20-08-2015
Im Focus
Im antwortlosen Bewerbungsprozess
von Edith Stifter

Christopher verschickt Unmengen von Bewerbungen.

Christopher ist der „jüngste" der befragten Sinologen, da er sein Studium erst vor kurzem, im Jahr 2014, abgeschlossen hat. Seither arbeitet er 20 Stunden in der Woche und sucht nach einer „richtigen" Stelle. Er will uns hier – stellvertretend für so viele andere – Einblick in diesen etwas frustrierenden Prozess geben.

„Ich habe seit meinem Abschluss im April 2014 bestimmt 100 Bewerbungen verschickt. Gespräche dabei rausgekommen sind vielleicht zehn. Face-to-Face-Interviews drei und sonst viele Absagen oder gar keine Reaktion", fasst er seine bisherigen Bemühungen zusammen.

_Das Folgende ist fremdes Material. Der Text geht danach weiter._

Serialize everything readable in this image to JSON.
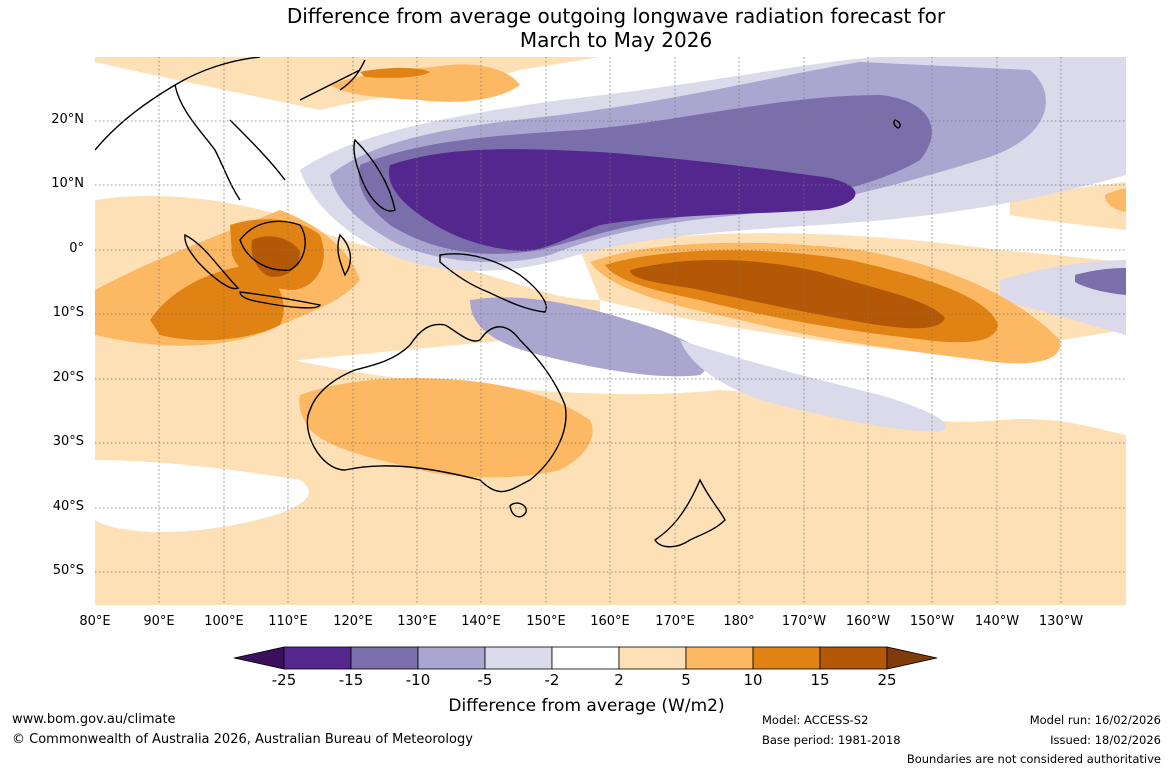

„Leider wird einem dabei oft nicht gesagt, woran es nun gelegen hat, dass man im Bewerbungsprozess nicht weitergekommen ist", meint er. Vielleicht wäre es ein Trost für ihn zu wissen, dass manche Institute bei europaweiten Ausschreibungen – so spezialisiert das Anforderungsprofil auch scheinen mag – über 1000(!) Bewerbungen erhalten und so gar nicht die Möglichkeit haben, alle eingetroffenen Bewerbungsschreiben zu lesen.

Dass Christopher in knapp einem Jahr etwa 100 Bewerbungen verschickt hat, zeigt, dass er die Jobsuche äußerst ernst nimmt und sicher viel Zeit investiert. „Schwierig ist es, überhaupt Jobs mit Chinabezug rauszusuchen, da meinem Empfinden nach die meisten Angebote eher auf Stellen in China aber sonst ohne Chinabezug sind. Es geht nur um den Standort, z.B. als Ingenieur bei VW. Man kann dort dann Deutsch und Englisch sprechen und hat absolut keine Notwendigkeit sich mit der Kultur oder der Sprache auseinanderzusetzen", beschreibt Christopher ein Phänomen, das auch andere Sinologen bestätigen können.

So mancher angehende Informatiker übersetzt die in einer Summerschool erworbenen Sätze „Ni hao" und „Yi ping pijiu" in Chinesisch-Grundkenntnisse im Lebenslauf. Umgekehrt aber wird man sich sogar mit Fähigkeiten die weit über „E-Mails schreiben und E-Mails lesen" nicht so bald in einer IT-Abteilung bewerben dürfen.

„Chinaexperten mit Sprachkenntnissen oder ähnlichem werden so gut wie nicht gebraucht", stellt er am Ende etwas traurig fest.

Christopher leidet sicher auch ein wenig darunter, dass die während des Studiums oft erzwungenermaßen erworbene Berufserfahrung wenig zähl. „Ich habe keine weitere Ausbildung, habe jedoch auch schon Praktika absolviert und verschiedenste Nebenjobs gehabt", sagt er. Es ist also keinesfalls ein unerfahrener Berufsneuling der sich hier durchkämpft.

„Bei den wenigen Jobangeboten mit interkulturellem Bezug hatte ich bisher auch wenig Erfolg. Zumindest arbeite in momentan beim Youth for Understanding Komitee für internationalen Schüleraustausch. Allerdings wende ich auch hier mein Chinesisch nicht an. Diese Qualifikation geht also eher unter, interkultureller Background und Auslandsaufenthalte sind dafür aber gern gesehen und eventuell sogar ein must-have."